Als junge Erwachsene war sie vor dieser Angst in eine Reihe von Beziehungen geflüchtet und hatte sich ihr nie stellen müssen. In einer ihrer letzten Sitzungen berichtete sie von einem Durchbruch: Während einer Hausübung zur Wiederherstellung atmete sie mit der Angst und spürte, wie sie sich in Einsamkeit verwandelte. Sie blieb mit der Einsamkeit präsent, bis sie sich in Einsamkeit verwandelte, in ein Gefühl, mit sich selbst allein zu sein.
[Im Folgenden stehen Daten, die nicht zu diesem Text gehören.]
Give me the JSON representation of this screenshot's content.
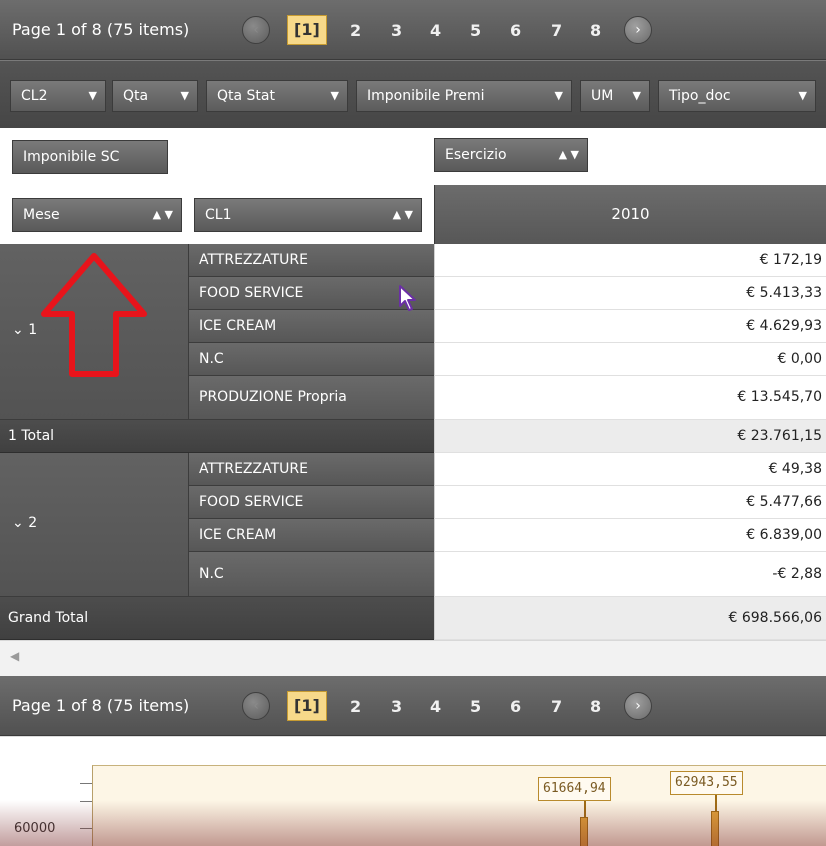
{
  "pager": {
    "summary": "Page 1 of 8 (75 items)",
    "pages": [
      "[1]",
      "2",
      "3",
      "4",
      "5",
      "6",
      "7",
      "8"
    ],
    "prev_icon": "‹",
    "next_icon": "›"
  },
  "fields": [
    {
      "label": "CL2"
    },
    {
      "label": "Qta"
    },
    {
      "label": "Qta Stat"
    },
    {
      "label": "Imponibile Premi"
    },
    {
      "label": "UM"
    },
    {
      "label": "Tipo_doc"
    }
  ],
  "header": {
    "data_field": "Imponibile SC",
    "column_field": "Esercizio",
    "row_field_1": "Mese",
    "row_field_2": "CL1",
    "year": "2010"
  },
  "groups": [
    {
      "label": "1",
      "rows": [
        {
          "name": "ATTREZZATURE",
          "value": "€ 172,19"
        },
        {
          "name": "FOOD SERVICE",
          "value": "€ 5.413,33"
        },
        {
          "name": "ICE CREAM",
          "value": "€ 4.629,93"
        },
        {
          "name": "N.C",
          "value": "€ 0,00"
        },
        {
          "name": "PRODUZIONE Propria",
          "value": "€ 13.545,70"
        }
      ],
      "total_label": "1 Total",
      "total_value": "€ 23.761,15"
    },
    {
      "label": "2",
      "rows": [
        {
          "name": "ATTREZZATURE",
          "value": "€ 49,38"
        },
        {
          "name": "FOOD SERVICE",
          "value": "€ 5.477,66"
        },
        {
          "name": "ICE CREAM",
          "value": "€ 6.839,00"
        },
        {
          "name": "N.C",
          "value": "-€ 2,88"
        }
      ]
    }
  ],
  "grand_total": {
    "label": "Grand Total",
    "value": "€ 698.566,06"
  },
  "chart": {
    "y_tick": "60000",
    "labels": [
      "61664,94",
      "62943,55"
    ]
  },
  "colors": {
    "annotation_arrow": "#e8141b",
    "active_page": "#f7d98a"
  }
}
Dann verwandelte sich das Alleinsein in ein „tieferes Gefühl der Ruhe, als ich es je in meinem Leben empfunden habe“, jubelte sie. „Ich kann nicht glauben, dass das Alleinsein so sein kann!“ Mit der Zeit entdeckte Kira die Stärke und Hartnäckigkeit wieder, die sie als kleines Kind gehabt hatte, von der man ihr aber sagte, sie sei einfach nur „stur“. Außerdem entdeckte sie ihre Leidenschaft für das Schreiben wieder und gründete einen Blog über Kinderbetreuung.
Angst und Leid transformieren
Wie werden wir also Schamanen in unseren eigenen Übergängen, wie Kira? Der erste Schritt: Wir lernen, mit der direkten Erfahrung von Furcht und Angst präsent zu sein, auch wenn wir sie vermeiden wollen. Und dieser Schritt geschieht direkt in unserem eigenen Körper, wo wir unsere eigene biologisch verfügbare Technologie zur Transformation von Angst haben.
Angst wird durch die beiden Zweige des autonomen Nervensystems (ANS) vermittelt: den Sympathikus (Kampf-Flucht-Frost) und den Parasympathikus (Ruhe und Verdauung). Dieses zweigleisige System strukturiert unser emotionales Wohlbefinden. Je mehr wir uns für die Kampf-Flucht-Stopp-Reaktion entscheiden (Übersteuerung des Nervensystems), desto tiefer sind wir in diesem Muster verdrahtet. Schließlich wird die Übersteuerung zu unserem Standardmodus, und es wird schwieriger, Gleichgewicht und Ruhe zu finden.
Um Übergänge zu bewältigen, müssen wir das Nervensystem ausbalancieren. Doch das ist leichter gesagt als getan. Das Nervensystem zieht es vor, dass die Dinge gleich bleiben, selbst wenn das einen Zustand der Angst bedeutet. Hinzu kommt, dass wir unser Nervensystem ständig einer multisensorischen Überlastung aussetzen. Wir verlangen von ihm, dass es eine Flut von technologischem Input von Smartphones und E-Mails, Anrufweiterleitungen und SMS, Facebook und Twitter verarbeitet. Es ist schwer, dieses Muster zu ändern, denn kulturelle Werte und sozialer Druck sagen uns, dass wir mehr und schneller leisten sollen. Wie können wir also unser Nervensystem ausbalancieren und lernen, mit unserer Angst umzugehen?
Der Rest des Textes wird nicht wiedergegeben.